I’m not sure what I expected as I walked briskly through City Hall Park one afternoon last week, but it wasn’t this monument to an influential businessman and media magnate who never served in the Big Apple’s government.
With that
said, though not be as well remembered today as he might have wished, Horace Greeley was a person of consequence in 19th century America, and
it wouldn’t hurt anyone passing through this area of Lower Manhattan to learn
at least a bit more about him.
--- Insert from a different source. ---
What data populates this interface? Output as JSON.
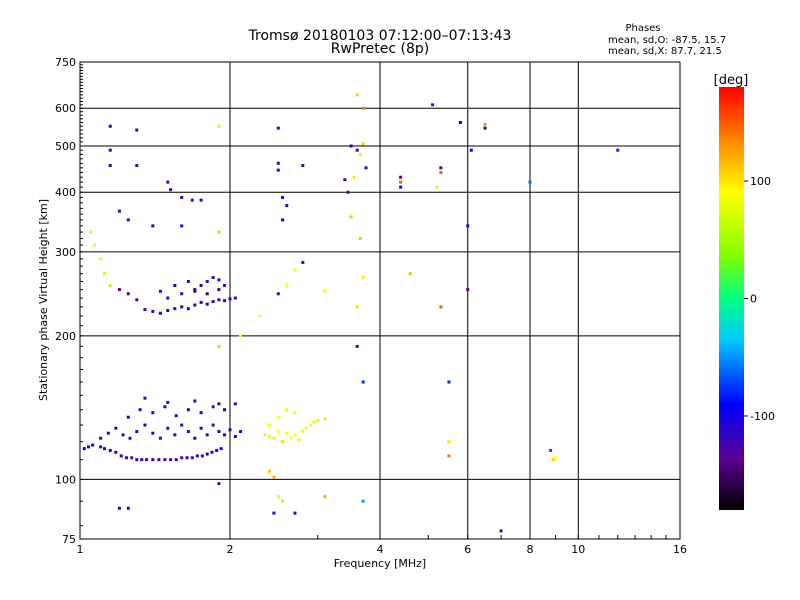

This outdoor sculpture is as good a place as any
to start.
In the New
York area, the only press lords besides Greeley with designs on the Presidency
were William Randolph Hearst (who never made it higher than Congress) and
Michael Bloomberg (whose 2020 Democratic primary campaign failed dismally,
despite $60 million of his own fortune).
Greeley,
at least, filled an expiring Congressional term before being nominated in 1872
by both the Democratic and Liberal Republican parties. He lost that fall to
Ulysses Grant—then, only a few weeks later, died, worn out in body and mind by
the race, the recent death of his wife, and a bruising, losing struggle to keep
his paper, the New York Tribune, out of the hands of a business rival.
Well
before that, Greeley had made his mark as a tireless editorial voice for westward
expansionism, free homesteading, the rights of labor, agricultural improvement,
high tariffs, the beneficial impact of immigration, and most important, abolitionism.
His
influence was so considerable that in 1862, after his open public letter to Abraham Lincoln advocating the confiscation of slaves held by Confederates, the
President felt compelled to make one of his most famous explanations about the
connection between freeing the slaves and preserving the Union.
For all
his high-mindedness, Greeley earned a parallel reputation as an eccentric. His
public advocacy for causes such as vegetarianism, spiritualism, and utopian
socialism were considered especially fringe for his time.
Moreover,
what people encountered when meeting him in person—his oversized, floppy hat
covering unkempt white hair, a threadbare white coat, and a high-pitched voice
that could erupt irritably—led cartoonist Thomas Nast to caricature him,
repeatedly and unforgettably. (See this May 2008 blog post from the National Portrait Gallery on how Greeley was depicted.)
You’ll see
little of that in the far more respectful monument in City Hall Park, created
by John Quincy Adams Ward, one of the foremost sculptors of the day. The
artist, Greeley’s daughter Gabrielle recalled, “spent hours studying my father
as he worked in his office [and] after his death took a mask of his
face."
The statue
shows Greeley sitting in a Victorian easy chair, with a copy of the Tribune
spread out loosely over his knee—not just scrutinizing it for appearance or
content, but perhaps contemplating how he could keep it from descending into
the sensationalist abyss occupied by competitor James Gordon Bennett of the New
York Herald.
When the
monument was unveiled in 1890, it stood in front of The Tribune’s
building. By 1915, with the paper leasing corner, ground floor space in its
building to a drugstore, the monument was moved to where it was originally
intended: across the street, in City Hall Park.